Karün also developed a blockchainbased traceability system that gives shoppers insight into the sourcing and manufacturing behind their eyewear so they know “the journey [the eyewear] took around the world so that it can get in your hands,” Kimber said.
In the first quarter of the year, Karün released arguably its most innovative project to date: eyewear designed from cigarette butts.
“Cigarette butts are a huge problem, and every single city in the world has the same problem,” Kimber said. “It's one of the most complicated forms of plastic pollution in the world. One cigarette butt alone has more than 7,000 toxic chemicals. It's insane. And, that one cigarette butt alone contaminates more than 50 liters of water and makes it toxic. When cigarette butts go into the rivers, the waterways in general and the ocean, imagine how much of a mess we're making.”

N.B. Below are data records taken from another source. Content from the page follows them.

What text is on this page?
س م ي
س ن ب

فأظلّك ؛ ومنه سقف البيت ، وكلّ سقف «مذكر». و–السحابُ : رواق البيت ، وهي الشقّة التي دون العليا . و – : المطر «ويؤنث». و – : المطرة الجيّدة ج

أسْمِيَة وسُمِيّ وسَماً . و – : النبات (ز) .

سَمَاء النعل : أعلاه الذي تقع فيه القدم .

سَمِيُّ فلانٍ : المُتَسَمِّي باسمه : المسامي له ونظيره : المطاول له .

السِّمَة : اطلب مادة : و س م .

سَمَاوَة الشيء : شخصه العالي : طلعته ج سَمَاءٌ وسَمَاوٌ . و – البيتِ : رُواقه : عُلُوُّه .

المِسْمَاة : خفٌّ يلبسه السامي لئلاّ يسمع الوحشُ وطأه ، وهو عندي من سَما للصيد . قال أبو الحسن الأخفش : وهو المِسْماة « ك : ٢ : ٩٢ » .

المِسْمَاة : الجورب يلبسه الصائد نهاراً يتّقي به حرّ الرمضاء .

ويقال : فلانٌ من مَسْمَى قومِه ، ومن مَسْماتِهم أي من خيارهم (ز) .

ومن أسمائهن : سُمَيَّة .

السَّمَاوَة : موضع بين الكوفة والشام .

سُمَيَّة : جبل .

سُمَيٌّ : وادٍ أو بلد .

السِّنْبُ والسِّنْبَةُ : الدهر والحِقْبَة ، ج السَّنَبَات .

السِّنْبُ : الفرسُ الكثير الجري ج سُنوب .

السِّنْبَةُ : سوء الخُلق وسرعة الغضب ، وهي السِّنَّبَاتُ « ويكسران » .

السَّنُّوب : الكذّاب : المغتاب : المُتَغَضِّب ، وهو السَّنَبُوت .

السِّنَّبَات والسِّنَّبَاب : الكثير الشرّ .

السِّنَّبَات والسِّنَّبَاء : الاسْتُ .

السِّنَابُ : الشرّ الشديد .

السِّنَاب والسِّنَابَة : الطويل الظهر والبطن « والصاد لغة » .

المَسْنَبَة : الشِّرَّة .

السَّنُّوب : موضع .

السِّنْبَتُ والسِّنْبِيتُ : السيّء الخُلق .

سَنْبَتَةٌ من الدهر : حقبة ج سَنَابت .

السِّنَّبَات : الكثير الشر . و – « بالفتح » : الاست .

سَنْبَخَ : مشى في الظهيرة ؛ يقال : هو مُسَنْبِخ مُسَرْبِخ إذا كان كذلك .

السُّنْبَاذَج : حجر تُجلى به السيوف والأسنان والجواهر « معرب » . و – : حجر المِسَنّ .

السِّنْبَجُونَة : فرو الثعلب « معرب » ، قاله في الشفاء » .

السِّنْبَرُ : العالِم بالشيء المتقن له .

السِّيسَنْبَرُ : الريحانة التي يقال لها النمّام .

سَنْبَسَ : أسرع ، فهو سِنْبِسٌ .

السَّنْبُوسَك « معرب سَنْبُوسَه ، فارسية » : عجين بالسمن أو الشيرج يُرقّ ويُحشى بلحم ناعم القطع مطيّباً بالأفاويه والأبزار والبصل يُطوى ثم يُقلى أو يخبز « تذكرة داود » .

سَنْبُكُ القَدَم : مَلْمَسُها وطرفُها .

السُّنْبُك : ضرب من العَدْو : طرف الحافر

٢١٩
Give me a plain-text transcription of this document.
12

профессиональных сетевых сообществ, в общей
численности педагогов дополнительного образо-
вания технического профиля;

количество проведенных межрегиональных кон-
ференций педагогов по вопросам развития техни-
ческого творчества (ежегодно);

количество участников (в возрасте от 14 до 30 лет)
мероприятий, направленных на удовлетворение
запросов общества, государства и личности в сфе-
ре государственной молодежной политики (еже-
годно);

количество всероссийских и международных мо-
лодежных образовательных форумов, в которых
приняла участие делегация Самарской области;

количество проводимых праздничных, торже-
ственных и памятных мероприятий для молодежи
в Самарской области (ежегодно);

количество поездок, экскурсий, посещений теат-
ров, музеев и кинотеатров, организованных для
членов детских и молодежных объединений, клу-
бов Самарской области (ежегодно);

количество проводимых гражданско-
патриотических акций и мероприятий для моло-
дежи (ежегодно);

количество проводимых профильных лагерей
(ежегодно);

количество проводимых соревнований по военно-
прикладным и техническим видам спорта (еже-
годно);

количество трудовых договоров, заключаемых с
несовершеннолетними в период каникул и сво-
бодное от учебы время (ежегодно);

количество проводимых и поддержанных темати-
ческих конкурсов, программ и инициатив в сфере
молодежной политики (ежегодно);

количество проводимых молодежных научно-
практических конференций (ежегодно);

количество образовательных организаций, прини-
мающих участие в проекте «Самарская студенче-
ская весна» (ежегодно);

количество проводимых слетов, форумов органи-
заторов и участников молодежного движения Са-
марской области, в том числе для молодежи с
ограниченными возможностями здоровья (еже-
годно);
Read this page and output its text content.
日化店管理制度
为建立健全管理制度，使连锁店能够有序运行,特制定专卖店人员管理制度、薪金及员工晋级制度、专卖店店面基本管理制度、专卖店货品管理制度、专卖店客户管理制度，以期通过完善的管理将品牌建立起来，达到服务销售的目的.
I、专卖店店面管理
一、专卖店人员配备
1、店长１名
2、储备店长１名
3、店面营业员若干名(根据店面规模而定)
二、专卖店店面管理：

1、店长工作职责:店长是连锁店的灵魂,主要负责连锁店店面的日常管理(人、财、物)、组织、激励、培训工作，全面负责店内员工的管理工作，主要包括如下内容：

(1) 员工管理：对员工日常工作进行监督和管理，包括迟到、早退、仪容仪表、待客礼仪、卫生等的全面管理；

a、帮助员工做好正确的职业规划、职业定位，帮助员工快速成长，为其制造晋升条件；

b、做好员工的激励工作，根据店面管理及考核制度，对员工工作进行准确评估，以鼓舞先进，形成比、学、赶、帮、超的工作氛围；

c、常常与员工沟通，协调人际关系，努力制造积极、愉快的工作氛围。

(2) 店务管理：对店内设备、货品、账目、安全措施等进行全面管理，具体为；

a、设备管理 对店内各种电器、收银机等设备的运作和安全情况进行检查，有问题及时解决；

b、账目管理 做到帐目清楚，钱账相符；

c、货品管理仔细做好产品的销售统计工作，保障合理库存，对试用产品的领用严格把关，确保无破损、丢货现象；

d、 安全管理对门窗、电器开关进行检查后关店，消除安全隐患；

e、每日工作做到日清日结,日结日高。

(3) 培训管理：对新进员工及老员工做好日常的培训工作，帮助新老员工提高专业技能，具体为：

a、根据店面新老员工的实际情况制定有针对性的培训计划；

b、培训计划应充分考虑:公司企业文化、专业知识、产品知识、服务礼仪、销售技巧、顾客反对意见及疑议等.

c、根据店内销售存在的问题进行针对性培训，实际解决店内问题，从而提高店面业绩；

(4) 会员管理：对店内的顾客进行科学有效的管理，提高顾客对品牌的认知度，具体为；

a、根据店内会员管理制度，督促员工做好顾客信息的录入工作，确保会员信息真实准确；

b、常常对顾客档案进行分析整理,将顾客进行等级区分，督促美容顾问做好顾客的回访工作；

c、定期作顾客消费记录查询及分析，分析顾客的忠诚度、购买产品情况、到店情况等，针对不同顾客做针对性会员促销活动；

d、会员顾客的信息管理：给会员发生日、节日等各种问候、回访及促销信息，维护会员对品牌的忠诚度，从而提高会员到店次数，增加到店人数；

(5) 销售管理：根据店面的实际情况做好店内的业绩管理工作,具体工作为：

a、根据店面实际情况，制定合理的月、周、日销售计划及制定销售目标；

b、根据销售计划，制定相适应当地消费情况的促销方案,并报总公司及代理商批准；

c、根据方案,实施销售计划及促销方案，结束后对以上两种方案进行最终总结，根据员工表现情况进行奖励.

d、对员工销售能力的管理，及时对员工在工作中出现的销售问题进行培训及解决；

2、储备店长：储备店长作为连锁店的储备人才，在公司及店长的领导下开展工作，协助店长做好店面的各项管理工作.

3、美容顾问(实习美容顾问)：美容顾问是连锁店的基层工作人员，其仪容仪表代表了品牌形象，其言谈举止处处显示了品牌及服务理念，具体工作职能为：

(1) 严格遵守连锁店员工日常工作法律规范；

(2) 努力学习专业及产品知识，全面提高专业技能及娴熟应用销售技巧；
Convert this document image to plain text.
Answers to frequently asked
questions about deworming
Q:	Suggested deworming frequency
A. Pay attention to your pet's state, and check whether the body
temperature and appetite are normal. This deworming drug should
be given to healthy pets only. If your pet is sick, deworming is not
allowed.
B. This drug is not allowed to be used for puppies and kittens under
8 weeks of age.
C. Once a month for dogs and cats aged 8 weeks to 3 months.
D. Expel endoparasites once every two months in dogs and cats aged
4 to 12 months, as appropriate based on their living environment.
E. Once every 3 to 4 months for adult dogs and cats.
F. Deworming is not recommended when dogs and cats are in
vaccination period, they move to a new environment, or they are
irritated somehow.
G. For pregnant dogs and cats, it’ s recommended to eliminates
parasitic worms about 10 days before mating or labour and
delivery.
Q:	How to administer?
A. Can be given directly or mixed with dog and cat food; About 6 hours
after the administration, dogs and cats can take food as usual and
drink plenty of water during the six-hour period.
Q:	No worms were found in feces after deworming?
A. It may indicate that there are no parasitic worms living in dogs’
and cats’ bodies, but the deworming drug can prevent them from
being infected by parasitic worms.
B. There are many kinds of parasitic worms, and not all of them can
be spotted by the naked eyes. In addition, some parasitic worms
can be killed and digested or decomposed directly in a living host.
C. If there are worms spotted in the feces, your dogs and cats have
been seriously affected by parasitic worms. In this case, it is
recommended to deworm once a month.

Karün has launched a pilot program in Chile to collect the cigarette butts, he
said, and then works with Chilean cleantech company Imeko to chemically remove the toxins from the acetate of the cigarette butts, which is then used to design the eyewear.
The founder said he hopes to bring the pilot program to other cities and is looking at New York City or Miami as the brand's next target region.
Alongside the material innovations, Karün has been building out its distribution across the globe. The brand has more than 5,000 points of sale in 17 countries, partnering with major retailers like GrandVision in Europe and Grupo Devlyn in Mexico.
In December, Karün embarked on its first major retail partnership in the U.S. with Walmart, entering 1,500 doors. Kimber said the brand is expected to expand to all Walmart doors in the near future.
“It's been an extremely difficult journey for us being a small company from Patagonia,” he said. “It's a very faraway place, just physically getting to the U.S. is already a challenge. Getting the funding is a big challenge, getting the opportunities to get into the doors of these markets is a big challenge, but we're very happy with the reception that we have.”
In addition to its global distribution, the brand has also teamed with actress Shailene Woodley and National Geographic on collaborations and is the official eyewear sponsor of The Ocean Race.
“The customers that wear Karün understand two key things: the first thing is the quality of the product — it's a very high-quality product. The second one is that you can at least trust that we are doing everything we can to do things in a way that is as coherent as we possibly can and as responsible as we possibly can,” Kimber said.
Going forward, Karün will continue its focus on using innovative, sustainable materials and expand its scope beyond eyewear. Earlier this month, the brand announced its first category expansion in partnership with environmental organization Join the Planet to recreate soccer player Lionel Messi's left cleat with recycled materials. The cleat is a collectible item that also utilizes the Karün Traceability System.
Through its initiatives, sustainability and restoring natural ecosystems remain Karün's core focus, Kimber said.
“Karün means to be nature — it's a beautiful word in the Indigenous language of the people in Chile and Patagonia,” Kimber said. “In Karün, we're proposing a way to understand companies and products from a different perspective. One in which you can create the highest-quality products without making damage or making the least amount of damage and helping to restore local communities and natural ecosystems with full transparency to customers.”